Envisioning effective sharing of Computational Resources (both hardware and software) amongst the units of DAE, an Intra-DAE grid has been setup interconnecting the computational resources at IGCAR-Kalpakkam, RRCAT-Indore, VECC-Kolkata and BARC-Mumbai , each of which are about a thousand kilometers apart, using the NKN infrastructure. This Grid is operational and is being used extensively by researchers at these institutes. Currently about 800 processor cores which are spread across 7 clusters at these institutes are available for use. Prior to NKN, these resources were interconnected through low speed leased lines and hence the services were limited to providing access to high-end compute clusters, which are spread across the various units of the Department of Atomic Energy. Migration of DAE Grid on to the multi-gigabit, Low-latency Network NKN, has opened new vistas for high-end application software development. Currently work is in progress towards developing the bandwidth-intensive applications like the collaborative design, DAE-wide online classrooms, implementation of disaster recovery mechanisms for critical data /grid services and sharing of laboratory equipments in real time.

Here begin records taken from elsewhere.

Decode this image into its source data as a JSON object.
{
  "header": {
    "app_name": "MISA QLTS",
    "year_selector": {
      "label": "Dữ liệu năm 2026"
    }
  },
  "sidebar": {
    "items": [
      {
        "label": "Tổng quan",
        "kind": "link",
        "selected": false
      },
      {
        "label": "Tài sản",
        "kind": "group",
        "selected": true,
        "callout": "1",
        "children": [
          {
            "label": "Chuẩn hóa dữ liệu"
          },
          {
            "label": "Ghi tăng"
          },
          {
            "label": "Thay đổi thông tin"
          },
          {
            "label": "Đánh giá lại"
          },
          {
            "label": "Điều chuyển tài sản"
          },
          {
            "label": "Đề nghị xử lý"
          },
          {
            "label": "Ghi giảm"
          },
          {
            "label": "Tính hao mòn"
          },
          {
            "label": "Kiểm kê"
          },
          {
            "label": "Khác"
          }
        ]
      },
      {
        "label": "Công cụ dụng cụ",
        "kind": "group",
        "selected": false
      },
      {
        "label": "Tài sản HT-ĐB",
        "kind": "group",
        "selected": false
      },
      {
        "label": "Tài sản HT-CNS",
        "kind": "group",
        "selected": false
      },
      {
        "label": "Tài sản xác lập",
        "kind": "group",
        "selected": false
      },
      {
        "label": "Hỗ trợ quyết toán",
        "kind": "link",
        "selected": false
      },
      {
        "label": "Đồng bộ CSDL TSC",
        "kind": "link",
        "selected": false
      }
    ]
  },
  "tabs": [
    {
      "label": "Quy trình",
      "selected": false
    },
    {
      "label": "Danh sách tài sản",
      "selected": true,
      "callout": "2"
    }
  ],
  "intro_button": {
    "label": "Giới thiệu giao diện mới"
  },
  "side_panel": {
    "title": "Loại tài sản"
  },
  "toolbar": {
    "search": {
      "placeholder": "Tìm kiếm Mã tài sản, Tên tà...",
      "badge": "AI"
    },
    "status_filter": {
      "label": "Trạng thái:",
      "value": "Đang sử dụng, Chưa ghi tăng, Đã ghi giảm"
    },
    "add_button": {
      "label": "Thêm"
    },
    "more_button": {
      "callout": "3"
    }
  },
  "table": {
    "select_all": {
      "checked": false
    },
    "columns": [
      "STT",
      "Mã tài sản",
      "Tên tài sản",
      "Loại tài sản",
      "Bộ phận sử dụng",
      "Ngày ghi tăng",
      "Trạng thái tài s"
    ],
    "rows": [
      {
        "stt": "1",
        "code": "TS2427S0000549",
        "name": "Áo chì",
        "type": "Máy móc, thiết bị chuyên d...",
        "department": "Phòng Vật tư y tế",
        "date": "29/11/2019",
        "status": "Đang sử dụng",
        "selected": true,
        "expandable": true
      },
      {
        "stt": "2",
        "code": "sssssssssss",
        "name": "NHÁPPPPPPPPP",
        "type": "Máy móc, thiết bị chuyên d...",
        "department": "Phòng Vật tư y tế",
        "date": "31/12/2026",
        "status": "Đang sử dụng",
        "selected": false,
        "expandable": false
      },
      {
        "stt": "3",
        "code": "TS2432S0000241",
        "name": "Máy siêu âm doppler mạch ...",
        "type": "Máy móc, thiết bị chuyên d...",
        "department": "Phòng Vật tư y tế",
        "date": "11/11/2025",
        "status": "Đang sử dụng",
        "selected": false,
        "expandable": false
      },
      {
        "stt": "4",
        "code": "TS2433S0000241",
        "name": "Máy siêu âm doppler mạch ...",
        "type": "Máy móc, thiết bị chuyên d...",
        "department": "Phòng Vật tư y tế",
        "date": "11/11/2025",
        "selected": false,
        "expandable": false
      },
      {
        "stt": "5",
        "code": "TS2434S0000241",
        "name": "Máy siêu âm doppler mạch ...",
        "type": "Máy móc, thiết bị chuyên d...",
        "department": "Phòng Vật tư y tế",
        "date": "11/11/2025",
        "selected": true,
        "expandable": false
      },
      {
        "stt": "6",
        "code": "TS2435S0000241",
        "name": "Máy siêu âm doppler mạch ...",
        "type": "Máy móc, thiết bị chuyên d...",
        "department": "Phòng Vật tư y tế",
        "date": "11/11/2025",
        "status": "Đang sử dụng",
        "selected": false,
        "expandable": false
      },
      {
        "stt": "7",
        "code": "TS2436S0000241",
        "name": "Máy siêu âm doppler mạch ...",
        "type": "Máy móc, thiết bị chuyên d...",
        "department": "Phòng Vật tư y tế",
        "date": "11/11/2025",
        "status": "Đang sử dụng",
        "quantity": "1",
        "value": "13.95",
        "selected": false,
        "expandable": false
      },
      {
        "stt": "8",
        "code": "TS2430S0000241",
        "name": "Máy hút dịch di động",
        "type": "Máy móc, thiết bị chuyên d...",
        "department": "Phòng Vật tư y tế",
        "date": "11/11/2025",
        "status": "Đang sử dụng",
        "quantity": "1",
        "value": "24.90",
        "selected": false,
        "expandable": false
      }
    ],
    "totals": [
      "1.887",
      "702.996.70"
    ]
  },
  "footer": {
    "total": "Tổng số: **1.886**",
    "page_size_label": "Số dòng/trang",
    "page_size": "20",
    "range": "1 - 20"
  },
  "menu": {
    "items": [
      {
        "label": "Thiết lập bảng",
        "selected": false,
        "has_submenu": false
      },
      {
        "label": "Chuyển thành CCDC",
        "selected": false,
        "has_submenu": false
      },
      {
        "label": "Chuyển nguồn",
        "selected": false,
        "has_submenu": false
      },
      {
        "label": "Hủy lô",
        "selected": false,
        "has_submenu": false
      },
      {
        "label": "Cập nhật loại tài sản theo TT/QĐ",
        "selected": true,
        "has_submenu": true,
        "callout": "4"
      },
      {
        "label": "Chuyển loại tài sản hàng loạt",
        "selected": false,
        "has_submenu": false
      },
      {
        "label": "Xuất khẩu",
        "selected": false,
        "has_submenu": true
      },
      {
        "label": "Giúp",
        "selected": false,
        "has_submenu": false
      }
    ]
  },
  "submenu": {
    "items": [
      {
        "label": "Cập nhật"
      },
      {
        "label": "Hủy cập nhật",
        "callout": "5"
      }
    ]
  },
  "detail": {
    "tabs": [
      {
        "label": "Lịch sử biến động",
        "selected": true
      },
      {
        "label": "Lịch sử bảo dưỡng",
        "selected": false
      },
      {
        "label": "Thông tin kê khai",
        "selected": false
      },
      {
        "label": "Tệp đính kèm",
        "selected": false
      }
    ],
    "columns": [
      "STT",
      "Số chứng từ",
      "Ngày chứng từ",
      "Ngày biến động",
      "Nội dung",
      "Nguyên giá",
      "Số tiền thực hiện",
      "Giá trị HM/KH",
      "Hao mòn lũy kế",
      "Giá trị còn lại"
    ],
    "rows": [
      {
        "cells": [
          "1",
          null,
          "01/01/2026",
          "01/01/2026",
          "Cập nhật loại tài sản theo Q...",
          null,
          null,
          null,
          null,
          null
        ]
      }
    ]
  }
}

Collaborative Design of Reactor Components
The gamut of expertise needed for the development of fast breeder reactor technology is present in distributed form across many institutes of DAE. Thus, different aspects of reactor technology development are addressed by separate groups of experts. Frequent interaction between these groups is required throughout the design process, which involves access to databases, compute-resources, high-end visualization tools and carrying out multi-party video interactions which thereby putting heavy demands on network bandwidth. Furthermore, during manufacturing, constant video interaction is needed between the manufacturer and the expert groups for continued handholding and guidance. The large bandwidth requirements are met by NKN. DAE has utilized and continues to utilize the high bandwidth provided by NKN for such high-end applications.